Question(s) Presented:

Whether the Sixth Ciruit erred when it held that TSSAA violated the First Amendment and Due Processes rights of Brentwood Academy when its rules impose limitations on the content of communications between the academy and its students who had entered into a contract to attend Brentwood and their parents, and imposed penalties, including a monetary fine, for violations of those rules.


ALF’s Amicus Brief:

In an amicus brief ALF argues that the TSSAA’s recruiting rule is unconstitutional under the First Amendment because it is not narrowly tailored. School choice is an essential remedy to the growing crisis that is the failure of public schools. In order to have school choice, parents need to have information from school officials with which they can evaluate the comparative performances of programs between schools. Because the Recruiting Rule impedes this flow of essential information and is not content neutral, in that it regulates what is said rather the time place or manner in which it is said, it must be evaluated under strict scrutiny.

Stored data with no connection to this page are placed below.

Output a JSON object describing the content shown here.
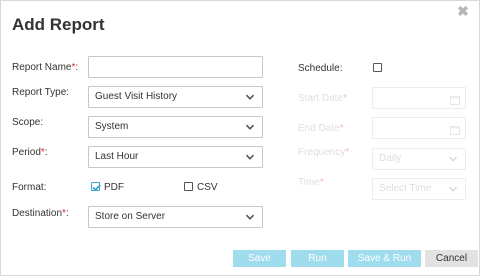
{
  "dialog": {
    "title": "Add Report",
    "close_glyph": "✖"
  },
  "form": {
    "report_name": {
      "label": "Report Name",
      "required_mark": "*",
      "suffix": ":",
      "value": ""
    },
    "report_type": {
      "label": "Report Type:",
      "value": "Guest Visit History"
    },
    "scope": {
      "label": "Scope:",
      "value": "System"
    },
    "period": {
      "label": "Period",
      "required_mark": "*",
      "suffix": ":",
      "value": "Last Hour"
    },
    "format": {
      "label": "Format:",
      "options": [
        {
          "label": "PDF",
          "checked": true
        },
        {
          "label": "CSV",
          "checked": false
        }
      ]
    },
    "destination": {
      "label": "Destination",
      "required_mark": "*",
      "suffix": ":",
      "value": "Store on Server"
    }
  },
  "schedule": {
    "label": "Schedule:",
    "checked": false,
    "start_date": {
      "label": "Start Date",
      "required_mark": "*",
      "value": ""
    },
    "end_date": {
      "label": "End Date",
      "required_mark": "*",
      "value": ""
    },
    "frequency": {
      "label": "Frequency",
      "required_mark": "*",
      "value": "Daily"
    },
    "time": {
      "label": "Time",
      "required_mark": "*",
      "placeholder": "Select Time"
    }
  },
  "buttons": {
    "save": "Save",
    "run": "Run",
    "save_run": "Save & Run",
    "cancel": "Cancel"
  },
  "colors": {
    "accent": "#39a7c8",
    "primary_button_disabled": "#9fdcee",
    "required": "#e02424"
  },
  "icons": [
    "close-icon",
    "chevron-down-icon",
    "calendar-icon",
    "checkmark-icon"
  ]
}
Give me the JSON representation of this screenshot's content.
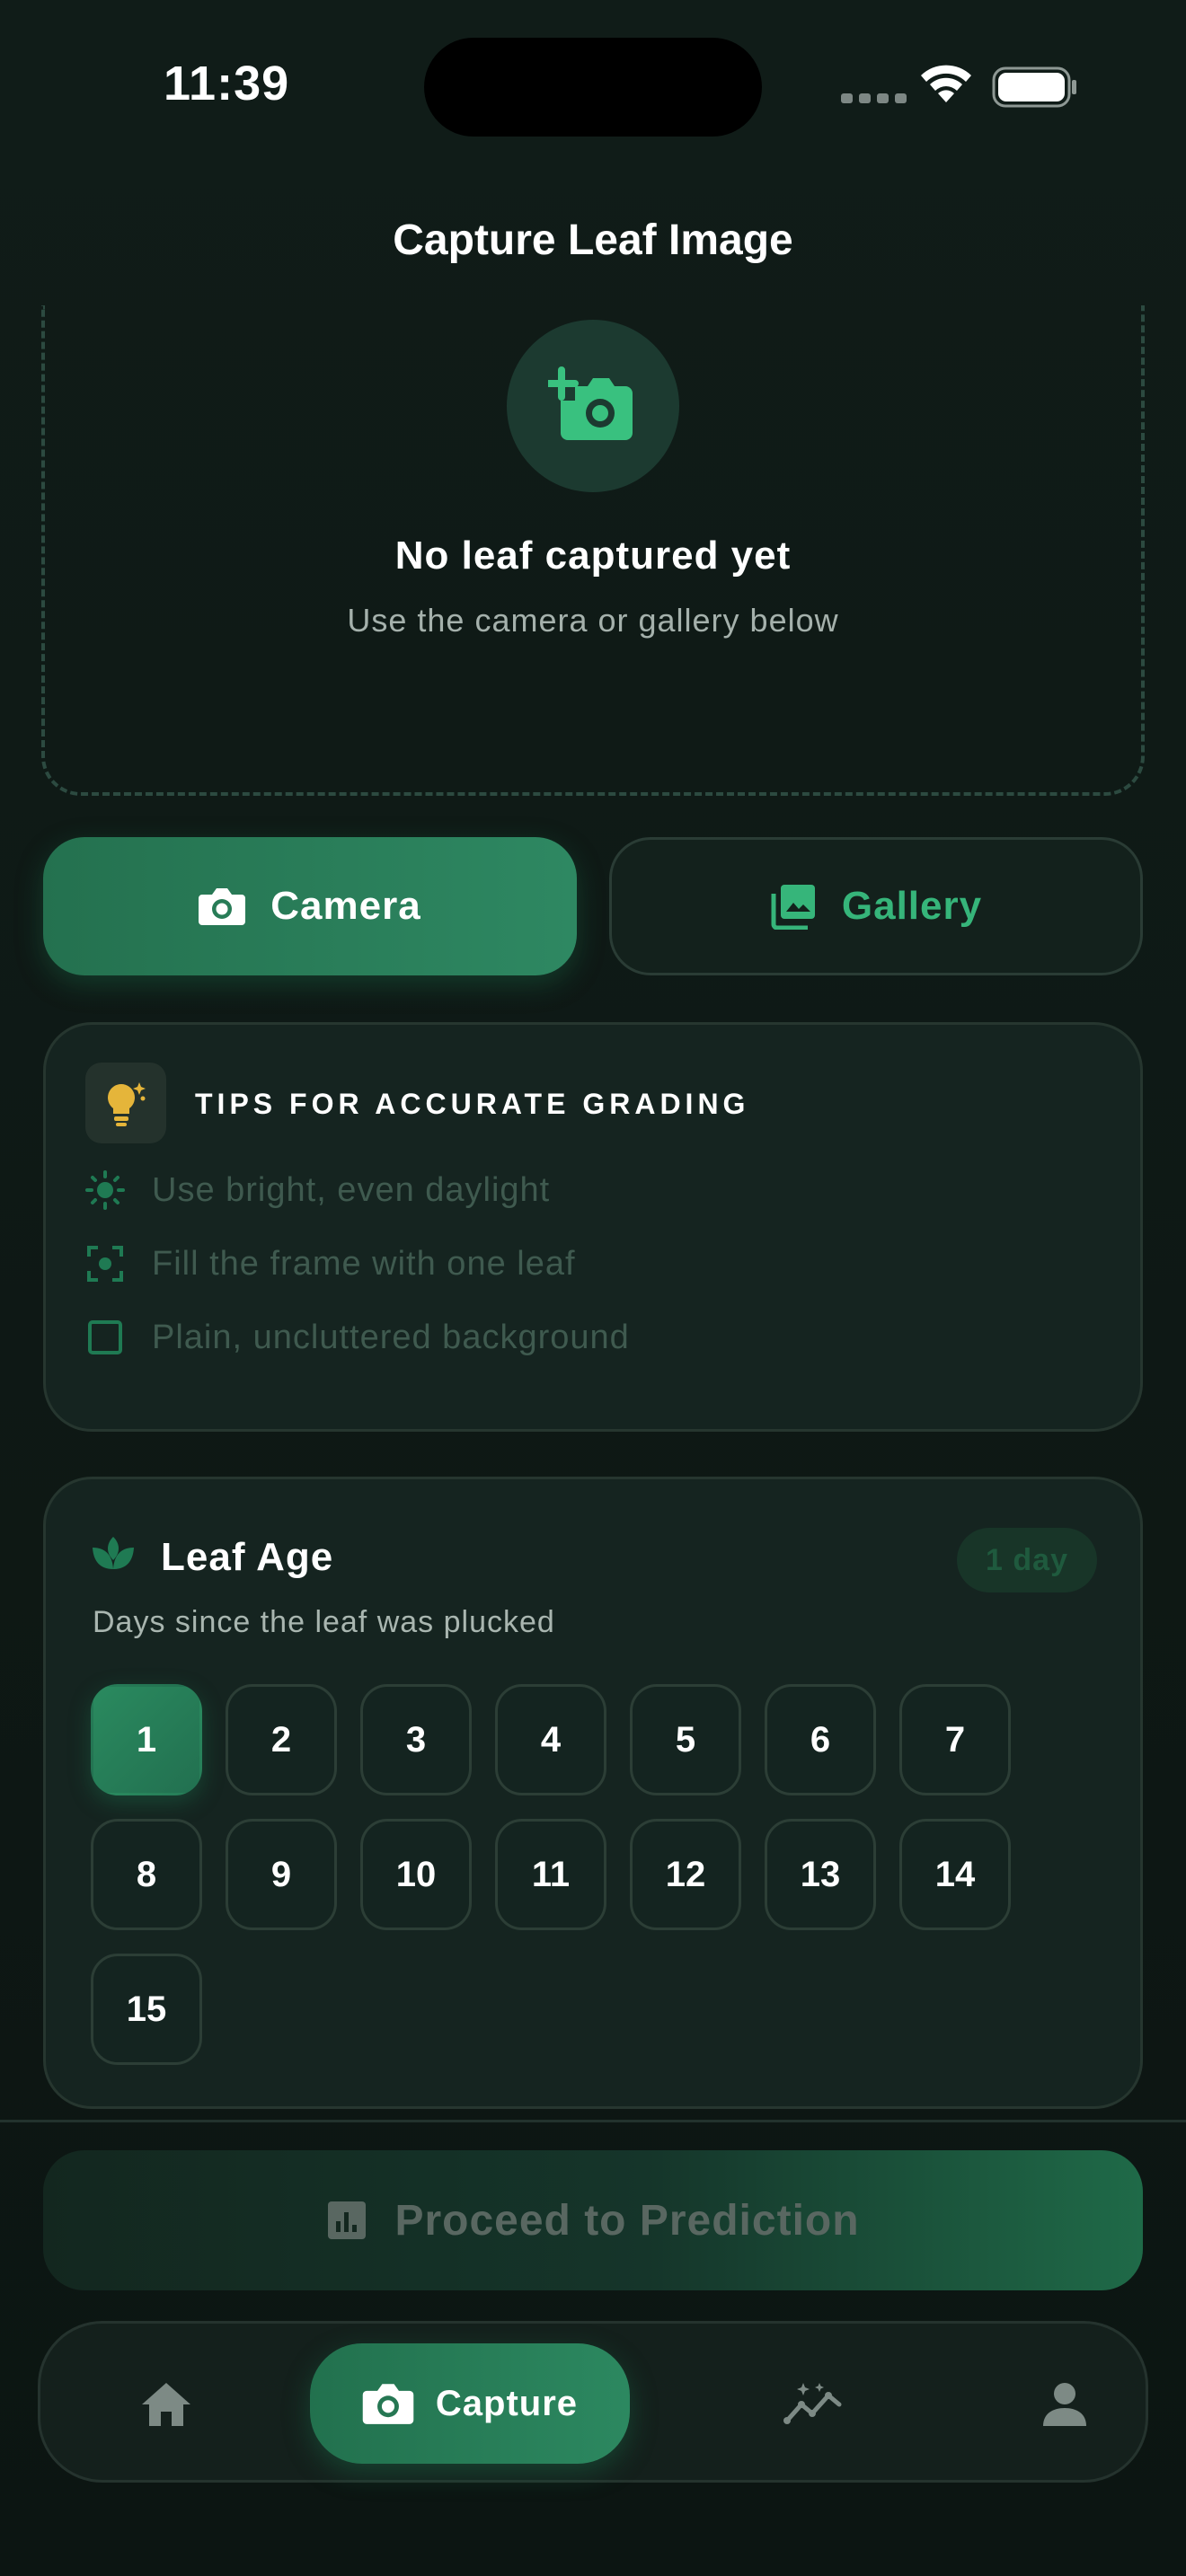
{
  "status_bar": {
    "time": "11:39"
  },
  "header": {
    "title": "Capture Leaf Image"
  },
  "capture": {
    "empty_title": "No leaf captured yet",
    "empty_subtitle": "Use the camera or gallery below",
    "icon": "add-camera-icon"
  },
  "actions": {
    "camera_label": "Camera",
    "gallery_label": "Gallery"
  },
  "tips": {
    "title": "TIPS FOR ACCURATE GRADING",
    "icon": "lightbulb-icon",
    "items": [
      {
        "icon": "sun-icon",
        "text": "Use bright, even daylight"
      },
      {
        "icon": "focus-frame-icon",
        "text": "Fill the frame with one leaf"
      },
      {
        "icon": "square-icon",
        "text": "Plain, uncluttered background"
      }
    ]
  },
  "leaf_age": {
    "title": "Leaf Age",
    "badge": "1 day",
    "subtitle": "Days since the leaf was plucked",
    "days": [
      "1",
      "2",
      "3",
      "4",
      "5",
      "6",
      "7",
      "8",
      "9",
      "10",
      "11",
      "12",
      "13",
      "14",
      "15"
    ],
    "selected": "1"
  },
  "proceed": {
    "label": "Proceed to Prediction"
  },
  "bottom_nav": {
    "items": [
      {
        "icon": "home-icon",
        "label": ""
      },
      {
        "icon": "camera-icon",
        "label": "Capture"
      },
      {
        "icon": "insights-icon",
        "label": ""
      },
      {
        "icon": "person-icon",
        "label": ""
      }
    ]
  },
  "colors": {
    "accent": "#2c8860",
    "accent_text": "#36b57a",
    "background": "#0d1714",
    "card": "#152420",
    "tip_icon": "#1f7a53",
    "bulb": "#e5b53a"
  }
}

The Recruiting Rule burdens significantly more speech than is necessary to further the supposedly compelling government interest at stake, and is far from the least restrictive means of fulfilling that interest. Compelling schools to withhold information from parents about school activities is never constitutional, as it furthers no legitimate government interest. ALF asks this Court to affirm the Sixth Circuit.

Status:

On June 21, 2007, the Supreme Court issued an adverse opinion, holding that the bans on coaching recruiting were narrowly tailored to enhance the operating efficiency of high school athletic leagues.